Kuwait’s creditworthiness received a vote of confidence from Fitch Ratings, a leading credit rating agency. On Friday, March 15, 2024, Fitch affirmed the country’s Long-Term Foreign-Currency Issuer Default Rating (IDR) at ‘AA-‘. This rating indicates a very low likelihood of default on sovereign debt obligations.
The positive assessment hinges on Kuwait’s exceptionally strong financial position. The nation boasts one of the most robust fiscal and external balance sheets among countries rated by Fitch. This strength is largely attributed to Kuwait’s sovereign net foreign assets, which are projected to remain exceptionally high at an average of 529% of GDP over the next two years. The vast majority of these assets are managed by the Kuwait Investment Authority (KIA), a sovereign wealth fund.
However, the rating is not without its qualifications. Fitch acknowledges that Kuwait’s dependence on oil revenue presents a vulnerability. Over-reliance on a single commodity can expose a nation to price fluctuations and long-term market shifts. Additionally, the agency highlights the potential challenges posed by Kuwait’s generous social welfare programs and a large public sector. Maintaining these programs while ensuring fiscal sustainability could prove difficult in the long run.
Another factor tempering Kuwait’s creditworthiness is the nation’s political landscape. Fitch points to recurring political divisions between the elected parliament and the government. These divisions have historically resulted in frequent ministerial resignations and parliamentary dissolutions, hindering progress on crucial economic and fiscal reforms. The recent parliamentary dissolution in February 2024, with upcoming elections scheduled for April, exemplifies this ongoing challenge. Fitch anticipates that the upcoming elections will likely yield a parliament similar to previous ones, where a majority of members are critical of government policies. This could further impede the implementation of necessary reforms.

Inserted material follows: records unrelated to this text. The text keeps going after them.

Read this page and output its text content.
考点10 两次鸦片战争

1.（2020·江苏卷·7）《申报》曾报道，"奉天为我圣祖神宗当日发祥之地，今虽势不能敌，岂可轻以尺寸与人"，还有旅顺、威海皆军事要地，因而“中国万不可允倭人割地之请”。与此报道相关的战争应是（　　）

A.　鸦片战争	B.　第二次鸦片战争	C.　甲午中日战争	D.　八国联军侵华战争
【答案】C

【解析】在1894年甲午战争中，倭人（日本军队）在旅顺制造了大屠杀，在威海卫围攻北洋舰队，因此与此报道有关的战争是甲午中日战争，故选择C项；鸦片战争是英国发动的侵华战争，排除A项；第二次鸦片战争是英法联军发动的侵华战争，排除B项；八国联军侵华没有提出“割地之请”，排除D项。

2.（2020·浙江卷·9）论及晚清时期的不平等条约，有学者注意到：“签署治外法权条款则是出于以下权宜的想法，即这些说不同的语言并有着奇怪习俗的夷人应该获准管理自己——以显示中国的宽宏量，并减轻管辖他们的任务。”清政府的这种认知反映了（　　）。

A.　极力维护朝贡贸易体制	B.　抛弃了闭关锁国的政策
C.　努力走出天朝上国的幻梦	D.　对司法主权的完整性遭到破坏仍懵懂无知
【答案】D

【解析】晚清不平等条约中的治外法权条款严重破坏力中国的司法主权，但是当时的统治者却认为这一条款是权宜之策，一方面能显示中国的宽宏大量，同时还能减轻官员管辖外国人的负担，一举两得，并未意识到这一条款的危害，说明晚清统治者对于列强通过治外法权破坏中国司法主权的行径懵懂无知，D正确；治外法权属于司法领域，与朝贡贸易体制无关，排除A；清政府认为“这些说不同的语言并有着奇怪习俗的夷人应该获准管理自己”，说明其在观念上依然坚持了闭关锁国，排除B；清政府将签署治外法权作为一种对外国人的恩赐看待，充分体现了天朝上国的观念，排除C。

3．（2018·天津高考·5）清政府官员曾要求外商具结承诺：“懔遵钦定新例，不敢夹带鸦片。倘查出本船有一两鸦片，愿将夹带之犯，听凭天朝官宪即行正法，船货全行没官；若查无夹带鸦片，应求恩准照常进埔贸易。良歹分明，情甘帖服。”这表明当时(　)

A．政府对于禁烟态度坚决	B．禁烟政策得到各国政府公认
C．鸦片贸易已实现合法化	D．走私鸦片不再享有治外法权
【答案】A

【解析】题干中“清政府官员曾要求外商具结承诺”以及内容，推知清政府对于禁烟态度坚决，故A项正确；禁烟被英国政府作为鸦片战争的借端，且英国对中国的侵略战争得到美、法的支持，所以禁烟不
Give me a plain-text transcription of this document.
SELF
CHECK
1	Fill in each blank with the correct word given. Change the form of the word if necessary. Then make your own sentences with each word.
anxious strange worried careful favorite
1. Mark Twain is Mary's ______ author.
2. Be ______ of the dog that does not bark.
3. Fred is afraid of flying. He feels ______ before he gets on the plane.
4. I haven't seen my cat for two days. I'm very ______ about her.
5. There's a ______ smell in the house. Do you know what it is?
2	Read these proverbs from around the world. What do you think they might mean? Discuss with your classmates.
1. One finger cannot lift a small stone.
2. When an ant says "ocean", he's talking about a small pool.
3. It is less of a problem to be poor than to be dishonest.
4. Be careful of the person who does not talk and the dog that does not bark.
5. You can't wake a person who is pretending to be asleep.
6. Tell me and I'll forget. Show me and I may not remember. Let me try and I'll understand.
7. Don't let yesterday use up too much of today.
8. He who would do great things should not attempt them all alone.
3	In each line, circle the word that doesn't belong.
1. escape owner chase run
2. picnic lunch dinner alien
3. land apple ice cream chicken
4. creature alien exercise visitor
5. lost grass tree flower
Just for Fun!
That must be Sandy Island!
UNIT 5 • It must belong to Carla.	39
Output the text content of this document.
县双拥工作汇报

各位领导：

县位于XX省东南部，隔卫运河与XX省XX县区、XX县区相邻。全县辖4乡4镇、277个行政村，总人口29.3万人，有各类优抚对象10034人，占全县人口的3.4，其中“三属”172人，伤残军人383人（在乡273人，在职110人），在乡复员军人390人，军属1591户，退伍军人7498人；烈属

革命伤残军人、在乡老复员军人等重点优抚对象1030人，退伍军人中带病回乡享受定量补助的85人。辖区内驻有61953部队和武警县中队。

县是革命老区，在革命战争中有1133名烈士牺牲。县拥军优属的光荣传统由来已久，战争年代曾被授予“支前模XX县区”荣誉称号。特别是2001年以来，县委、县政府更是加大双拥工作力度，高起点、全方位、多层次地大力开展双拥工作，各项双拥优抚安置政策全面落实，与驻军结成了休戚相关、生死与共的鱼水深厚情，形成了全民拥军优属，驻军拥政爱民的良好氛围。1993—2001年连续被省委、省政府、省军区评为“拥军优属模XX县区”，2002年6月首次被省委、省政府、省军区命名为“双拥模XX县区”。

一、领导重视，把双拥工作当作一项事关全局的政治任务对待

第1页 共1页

Despite these constraints, Fitch maintains a stable outlook for Kuwait. The agency believes that the country’s exceptionally strong financial buffers will provide a significant cushion in the face of potential challenges. However, Fitch emphasizes the importance of addressing the aforementioned vulnerabilities, particularly the heavy reliance on oil and the need for fiscal and economic reforms. Implementing these reforms would strengthen Kuwait’s long-term economic prospects and potentially lead to an upgrade in its credit rating.